DALLAS –– The protective order against state District Judge Carlos Cortez will remain in place, barring him from contacting or visiting the woman he’s been charged with assaulting.
Visiting Judge Richard Mays ruled to continue the hearing against Cortez in the 292nd District Court Tuesday morning. The judge took no testimony Tuesday and a future court date has not been set. Pete Schulte, an attorney representing Cortez, asked for the judge to reset the hearing date.
Cortez was charged with assault last week after his girlfriend alleged that he choked her, dragged her by her hair to the balcony of his Uptown apartment and held her against the railing by her neck.

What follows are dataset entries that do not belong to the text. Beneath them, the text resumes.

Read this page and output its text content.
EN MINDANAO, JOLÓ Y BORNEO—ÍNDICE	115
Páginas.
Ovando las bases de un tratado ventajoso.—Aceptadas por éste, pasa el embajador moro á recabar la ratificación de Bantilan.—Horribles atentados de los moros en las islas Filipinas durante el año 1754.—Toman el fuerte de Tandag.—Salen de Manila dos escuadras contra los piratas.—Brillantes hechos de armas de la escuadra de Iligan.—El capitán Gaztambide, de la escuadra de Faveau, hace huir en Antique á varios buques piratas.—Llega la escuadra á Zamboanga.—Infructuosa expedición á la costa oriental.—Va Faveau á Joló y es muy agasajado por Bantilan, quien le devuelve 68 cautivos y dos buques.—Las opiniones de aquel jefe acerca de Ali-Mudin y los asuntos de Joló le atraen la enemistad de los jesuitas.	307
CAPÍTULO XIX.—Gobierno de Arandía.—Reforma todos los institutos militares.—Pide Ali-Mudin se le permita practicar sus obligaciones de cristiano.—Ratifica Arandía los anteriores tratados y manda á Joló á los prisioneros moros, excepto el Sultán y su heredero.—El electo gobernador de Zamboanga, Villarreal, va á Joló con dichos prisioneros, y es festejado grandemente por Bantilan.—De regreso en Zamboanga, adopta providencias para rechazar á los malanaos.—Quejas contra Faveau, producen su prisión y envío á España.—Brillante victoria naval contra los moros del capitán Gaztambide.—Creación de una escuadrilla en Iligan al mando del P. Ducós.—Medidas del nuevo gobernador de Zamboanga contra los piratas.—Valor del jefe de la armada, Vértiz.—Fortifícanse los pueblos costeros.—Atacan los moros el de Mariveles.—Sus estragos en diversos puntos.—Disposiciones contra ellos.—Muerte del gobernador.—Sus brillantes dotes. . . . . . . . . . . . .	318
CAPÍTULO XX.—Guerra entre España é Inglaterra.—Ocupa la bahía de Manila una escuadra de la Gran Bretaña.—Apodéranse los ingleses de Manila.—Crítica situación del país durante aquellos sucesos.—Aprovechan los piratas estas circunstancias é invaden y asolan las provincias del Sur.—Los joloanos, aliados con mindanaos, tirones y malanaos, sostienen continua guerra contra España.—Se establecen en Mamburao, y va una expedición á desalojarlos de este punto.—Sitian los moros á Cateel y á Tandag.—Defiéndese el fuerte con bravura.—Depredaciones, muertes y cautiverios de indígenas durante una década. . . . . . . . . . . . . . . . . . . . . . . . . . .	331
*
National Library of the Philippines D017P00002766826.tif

Cortez filed a motion denying the accusations, saying he was attempting to prevent her from jumping off the balcony. In the motion, Cortez asked a judge to vanquish the protective order filed against him in the wake of the charges.
Judge Mays on Tuesday barred cameras and microphones from the courtroom and issued a gag order. Cortez arrived to the proceedings at about 11:15 a.m.
He has presided over the 44th Judicial District Court in Dallas County since 2006 and is seeking reelection. He has not returned to the bench since being arrested despite his attorney’s declaration that the accusations will not impede his duties.
Cortez was arrested and charged on assault, family violence and strangulation charges on Dec. 27. Police were called to his residence in the 3000 block of McKinney Ave. at 2:09 a.m. that night following reports of a disturbance.
They found a 26-year-old woman who had “clearly visible red marks” that “appeared to encompass the majority of her neck,” according to a police report. The woman told police the two had been drinking for hours and that they got into a fight regarding medication belonging to the woman’s daughter.
Cortez posted $15,000 bond and was released at 8:40 a.m. that morning.
In his motion, Cortez alleges the woman was mixing prescription drugs and alcohol and attempted to leap from his balcony. He says police did not include “key details of this situation” that would’ve negated the need for a protective order, which bars Cortez from going within 500 feet of the woman’s home or communicating with her or other family members.